I am pretty sure this was the first Tiptree anthology to see print (1973), and it collects stories from the first four years of Tiptree's writing career (1968 - 1972). Alas, none of these early stories are much good, with only two or three exceptions. Should you want to buy a used copy of this paperback, here's what you'll get for your money.
"And I Awoke..." is one of the two best-known stories in the volume, detailing the sad consequences if humans were to find aliens sexually attractive.
"The Snows are Melted..." is an "after the war" tale in which mutants are trying to collect fertile semihumans for breeding purposes.
"The peacefulness of Vivyan" involves a man who is instantly attractive to women and animals, and who is also in most ways the most dangerous and treacherous man alive.
"Mama Come Home" is a really bad story of alien visitation that uses some of Tiptree's photo recon and CIA background. "Help" is an equally bad sequel in which the same dull characters encounter not one but two groups of alien missionaries.
"Painwise" is another bad story concerning an interstellar explorer who has been modified so as to feel no pain, literally.
"Faithful to thee, Terra..." is the kind of story James White became famous for circa 1950 - 60, particularly in his "Hospital Station" series. This imitation, involving a planet given over entirely to races, is feeble.
"The Man Doors Said Hello To" is a delightful fantasy that could easily have appeared in the early 1940s in UNKNOWN magazine.
"The Man Who Walked Home" is a bad tale in which a man traveling backward in time from the distant future becomes an annual tourist attraction.
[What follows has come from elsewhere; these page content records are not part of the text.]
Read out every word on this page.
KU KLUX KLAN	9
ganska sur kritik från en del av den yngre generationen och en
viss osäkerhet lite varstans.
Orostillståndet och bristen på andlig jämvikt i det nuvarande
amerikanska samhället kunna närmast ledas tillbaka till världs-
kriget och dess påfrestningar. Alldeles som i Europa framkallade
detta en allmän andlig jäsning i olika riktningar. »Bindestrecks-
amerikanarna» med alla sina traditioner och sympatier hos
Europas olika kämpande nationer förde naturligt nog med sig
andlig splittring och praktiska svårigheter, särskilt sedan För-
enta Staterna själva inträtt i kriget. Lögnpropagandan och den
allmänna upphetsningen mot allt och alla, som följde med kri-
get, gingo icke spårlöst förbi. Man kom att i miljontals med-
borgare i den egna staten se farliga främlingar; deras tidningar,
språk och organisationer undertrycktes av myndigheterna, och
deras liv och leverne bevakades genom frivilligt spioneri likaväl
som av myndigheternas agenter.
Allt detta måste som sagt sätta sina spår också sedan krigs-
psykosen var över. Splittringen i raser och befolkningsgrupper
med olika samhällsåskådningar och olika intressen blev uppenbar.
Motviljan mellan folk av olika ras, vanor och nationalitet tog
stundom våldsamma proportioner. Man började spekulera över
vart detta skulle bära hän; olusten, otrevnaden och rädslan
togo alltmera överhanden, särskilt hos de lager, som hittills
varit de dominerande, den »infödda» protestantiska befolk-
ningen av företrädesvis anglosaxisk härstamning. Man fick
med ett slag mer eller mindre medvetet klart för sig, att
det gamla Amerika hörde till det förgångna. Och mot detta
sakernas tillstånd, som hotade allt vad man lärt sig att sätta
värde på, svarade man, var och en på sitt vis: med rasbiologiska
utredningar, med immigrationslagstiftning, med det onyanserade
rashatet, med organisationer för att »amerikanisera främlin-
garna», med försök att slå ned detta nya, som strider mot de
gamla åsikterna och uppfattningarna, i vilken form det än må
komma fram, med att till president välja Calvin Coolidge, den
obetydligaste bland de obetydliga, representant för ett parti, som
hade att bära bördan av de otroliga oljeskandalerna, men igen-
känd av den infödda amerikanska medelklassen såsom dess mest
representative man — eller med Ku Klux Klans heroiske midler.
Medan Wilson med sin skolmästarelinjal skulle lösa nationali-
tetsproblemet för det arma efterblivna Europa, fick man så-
Time travel tends to bring out the worst faults in Tiptree as a writer, for some reason.
"Forever to a Hudson Bay Blanket" is another bad time travel story, the central concept of which Tiptree reused in another tale written toward the end of her life.
"I'll Be Waiting..." is a supposedly humorous but actually pretty unfunny account of a "Goodman Beaver"-type earthman distorting an alien civilization beyond recognition.
"I'm Too Big..." also involves a concept Tiptree reused in later and equally bad stories. A gigantic gaseous interstellar being decides to try to become human for a while.
"Birth of a Salesman" is another very unsuccessful attempt to write in the James White mode.
"Mother in the Sky..." is a space opera in which asteroid mining (a staple of space opera since the early 1930s) is entirely in the hands of evil Companies. Tiptree notes in an afterword that Hart Crane (circa 1920s) was the first poet of space travel. Actually, I think Thomas Lake Harris was doing (bad) space travel poems more than half a century earlier.
"Beam Us Home" is by far the best (and best-known) tale in the collection, depending on that unique "nostalgia for the future" that so many of us kids of the 20 Century have felt.
All in all, this collection features early, primitive Tiptree. She hasn't found her "voice" yet, or many of the themes she later explored. If you think you need and want it, it is fairly easy to obtain. At 374 pages, it was a bargain in 1973 and still is.